I think that trying to directly build CEV-sovereign AGI is very risky. I think we have a better chance of doing this (assuming we want to) via a simulated “[long reflection}(https://forum.effectivealtruism.org/topics/long-reflection)” enacted by corrigible AGI at the behest of human institutions. A doomerist objection to this is that we might soon be in a “vulnerable world” of multipolar AGIs that can be run on basement hardware, which can only be circumvented/policed by a sovereign AGI that can operate faster than human institutions. I think this focus is misguided. Simulated “long reflections” need not take long in real time. Also, I have more faith in human coordination around semiconductor control and “weak AGI”-assisted monitoring.

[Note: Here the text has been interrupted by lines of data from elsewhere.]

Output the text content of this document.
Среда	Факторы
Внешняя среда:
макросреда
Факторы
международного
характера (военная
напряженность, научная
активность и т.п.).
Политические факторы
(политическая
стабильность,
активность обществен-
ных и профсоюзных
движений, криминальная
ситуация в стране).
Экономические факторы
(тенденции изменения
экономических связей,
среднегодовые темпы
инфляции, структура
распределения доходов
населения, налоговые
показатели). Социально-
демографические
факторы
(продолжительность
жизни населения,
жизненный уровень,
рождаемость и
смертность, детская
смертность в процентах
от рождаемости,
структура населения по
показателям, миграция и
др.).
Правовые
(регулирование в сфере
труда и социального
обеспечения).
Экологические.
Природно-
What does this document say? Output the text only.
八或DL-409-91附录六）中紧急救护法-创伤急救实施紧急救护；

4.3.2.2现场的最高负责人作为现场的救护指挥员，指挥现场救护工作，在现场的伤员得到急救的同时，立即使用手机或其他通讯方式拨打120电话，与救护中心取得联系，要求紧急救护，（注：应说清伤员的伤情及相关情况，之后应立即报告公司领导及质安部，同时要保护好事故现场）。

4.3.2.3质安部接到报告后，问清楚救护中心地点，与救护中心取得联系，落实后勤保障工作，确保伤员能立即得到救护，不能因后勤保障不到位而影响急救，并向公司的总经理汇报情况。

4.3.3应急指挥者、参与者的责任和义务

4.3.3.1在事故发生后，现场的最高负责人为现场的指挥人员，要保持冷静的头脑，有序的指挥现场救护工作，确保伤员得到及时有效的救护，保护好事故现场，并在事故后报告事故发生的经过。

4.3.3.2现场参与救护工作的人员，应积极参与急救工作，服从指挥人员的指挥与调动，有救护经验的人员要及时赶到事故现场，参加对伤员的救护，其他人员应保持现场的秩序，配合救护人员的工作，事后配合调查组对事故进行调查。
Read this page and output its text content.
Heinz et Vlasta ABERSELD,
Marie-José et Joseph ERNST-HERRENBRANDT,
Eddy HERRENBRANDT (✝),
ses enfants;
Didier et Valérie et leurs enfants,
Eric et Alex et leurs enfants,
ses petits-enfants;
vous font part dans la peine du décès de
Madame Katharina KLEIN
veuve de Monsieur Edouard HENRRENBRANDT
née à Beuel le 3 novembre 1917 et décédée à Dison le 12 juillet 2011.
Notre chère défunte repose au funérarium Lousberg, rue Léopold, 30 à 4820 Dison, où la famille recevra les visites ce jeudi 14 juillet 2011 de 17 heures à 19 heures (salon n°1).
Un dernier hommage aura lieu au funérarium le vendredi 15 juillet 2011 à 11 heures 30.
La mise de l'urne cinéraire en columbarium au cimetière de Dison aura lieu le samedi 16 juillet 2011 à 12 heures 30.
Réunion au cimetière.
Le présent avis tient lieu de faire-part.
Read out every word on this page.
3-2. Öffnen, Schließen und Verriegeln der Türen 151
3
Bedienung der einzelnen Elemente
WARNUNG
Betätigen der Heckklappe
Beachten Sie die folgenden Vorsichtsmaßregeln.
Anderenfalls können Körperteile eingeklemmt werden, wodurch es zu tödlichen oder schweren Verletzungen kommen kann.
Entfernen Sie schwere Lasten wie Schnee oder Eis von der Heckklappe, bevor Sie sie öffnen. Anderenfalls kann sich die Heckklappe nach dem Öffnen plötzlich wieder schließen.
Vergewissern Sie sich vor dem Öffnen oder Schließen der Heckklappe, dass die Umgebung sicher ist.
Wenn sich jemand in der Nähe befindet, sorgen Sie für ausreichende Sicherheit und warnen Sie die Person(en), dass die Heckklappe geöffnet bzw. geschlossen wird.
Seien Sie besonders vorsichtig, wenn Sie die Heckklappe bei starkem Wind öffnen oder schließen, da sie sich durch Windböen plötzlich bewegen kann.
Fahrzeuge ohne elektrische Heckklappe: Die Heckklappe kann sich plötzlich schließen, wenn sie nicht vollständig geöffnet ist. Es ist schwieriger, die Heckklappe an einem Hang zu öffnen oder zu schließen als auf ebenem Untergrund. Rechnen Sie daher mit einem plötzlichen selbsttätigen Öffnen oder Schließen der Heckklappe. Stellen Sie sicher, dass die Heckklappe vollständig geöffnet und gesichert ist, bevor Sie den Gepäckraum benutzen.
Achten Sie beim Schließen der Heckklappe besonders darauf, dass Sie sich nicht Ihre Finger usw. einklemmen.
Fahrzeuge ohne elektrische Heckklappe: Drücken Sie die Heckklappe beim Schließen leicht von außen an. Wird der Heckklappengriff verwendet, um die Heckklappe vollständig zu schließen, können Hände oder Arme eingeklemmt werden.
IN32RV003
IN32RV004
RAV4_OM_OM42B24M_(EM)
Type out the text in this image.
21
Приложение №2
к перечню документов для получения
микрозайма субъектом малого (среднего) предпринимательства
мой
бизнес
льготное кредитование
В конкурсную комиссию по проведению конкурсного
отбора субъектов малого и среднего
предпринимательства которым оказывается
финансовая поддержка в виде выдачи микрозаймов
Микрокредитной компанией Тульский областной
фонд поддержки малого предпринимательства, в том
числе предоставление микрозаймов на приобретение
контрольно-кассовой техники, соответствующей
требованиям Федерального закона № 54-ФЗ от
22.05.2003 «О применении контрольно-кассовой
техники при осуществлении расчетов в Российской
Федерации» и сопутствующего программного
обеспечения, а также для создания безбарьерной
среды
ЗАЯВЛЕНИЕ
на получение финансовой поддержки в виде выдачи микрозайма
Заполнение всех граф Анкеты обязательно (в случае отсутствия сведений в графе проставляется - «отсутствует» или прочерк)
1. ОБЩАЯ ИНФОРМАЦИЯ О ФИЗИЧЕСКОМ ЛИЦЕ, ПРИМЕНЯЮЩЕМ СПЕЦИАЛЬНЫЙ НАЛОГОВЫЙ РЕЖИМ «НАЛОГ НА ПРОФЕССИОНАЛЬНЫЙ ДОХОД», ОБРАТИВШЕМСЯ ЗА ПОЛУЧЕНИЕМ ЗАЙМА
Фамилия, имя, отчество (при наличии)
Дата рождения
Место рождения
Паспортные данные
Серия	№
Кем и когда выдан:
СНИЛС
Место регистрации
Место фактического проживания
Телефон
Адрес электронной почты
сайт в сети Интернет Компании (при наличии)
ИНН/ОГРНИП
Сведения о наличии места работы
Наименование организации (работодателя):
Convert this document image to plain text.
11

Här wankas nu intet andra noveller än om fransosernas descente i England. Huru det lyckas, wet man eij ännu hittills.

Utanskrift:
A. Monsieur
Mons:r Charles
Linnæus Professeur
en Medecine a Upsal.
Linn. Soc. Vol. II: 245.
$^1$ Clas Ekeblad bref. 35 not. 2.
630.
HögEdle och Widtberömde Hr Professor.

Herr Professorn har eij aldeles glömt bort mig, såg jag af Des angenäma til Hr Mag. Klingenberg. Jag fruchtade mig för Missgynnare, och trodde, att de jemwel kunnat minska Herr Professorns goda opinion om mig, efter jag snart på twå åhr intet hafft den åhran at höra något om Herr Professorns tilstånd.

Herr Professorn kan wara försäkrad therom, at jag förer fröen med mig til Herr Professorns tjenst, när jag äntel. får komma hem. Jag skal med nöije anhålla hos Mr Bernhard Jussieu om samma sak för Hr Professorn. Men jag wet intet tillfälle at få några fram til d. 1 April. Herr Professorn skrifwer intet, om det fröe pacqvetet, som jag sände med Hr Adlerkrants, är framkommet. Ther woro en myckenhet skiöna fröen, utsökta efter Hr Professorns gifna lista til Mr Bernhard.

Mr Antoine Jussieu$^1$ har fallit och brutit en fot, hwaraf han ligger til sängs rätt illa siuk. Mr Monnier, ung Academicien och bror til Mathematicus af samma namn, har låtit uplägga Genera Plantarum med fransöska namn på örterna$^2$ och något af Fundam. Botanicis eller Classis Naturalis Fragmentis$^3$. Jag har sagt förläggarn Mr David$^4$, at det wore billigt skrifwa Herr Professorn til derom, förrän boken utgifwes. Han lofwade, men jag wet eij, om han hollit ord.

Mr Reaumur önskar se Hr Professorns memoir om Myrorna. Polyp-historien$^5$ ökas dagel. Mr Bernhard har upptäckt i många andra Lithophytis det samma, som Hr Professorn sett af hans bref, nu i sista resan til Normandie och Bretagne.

Of course, building a corrigible AGI might be very hard, especially if corrigibility is “anti-natural.” I think the most viable path to success might route through AI-assisted research. Jan Leike calls this an “Alignment MVP.” I think Alignment MVPs need not be built via RLHF alone, although it seems possible this might work (if risky). Scalable oversight (e.g., via debate, RRM) seems hard, but possible to make work. Leveraging the “Simulators” or human-in-the-loop “Cyborgism” frames might help too. Also, the better our understanding of DL science and model cognition, the better the guarantees we can make about an Alignment MVP. Also, model shaping and transparency tools can be leveraged by Alignment MVPs, reducing the (dangerous) cognitive power these models will need.

It’s worth caveating that in some worlds, trying to build an Alignment MVP spawns a misaligned mesa-optimizer or similar before you ever get a meaningful bump in alignment research. Thus, my alignment portfolio includes “build weak consequentialists” (e.g., simulators, cyborgs). It’s also worth caveating that at some level of capability, it’s possible predictive models/simulators might spin up a misaligned mesa-optimizer or similar, even without RL incentives. Detecting and shaping learned optimization seems important in such an instance.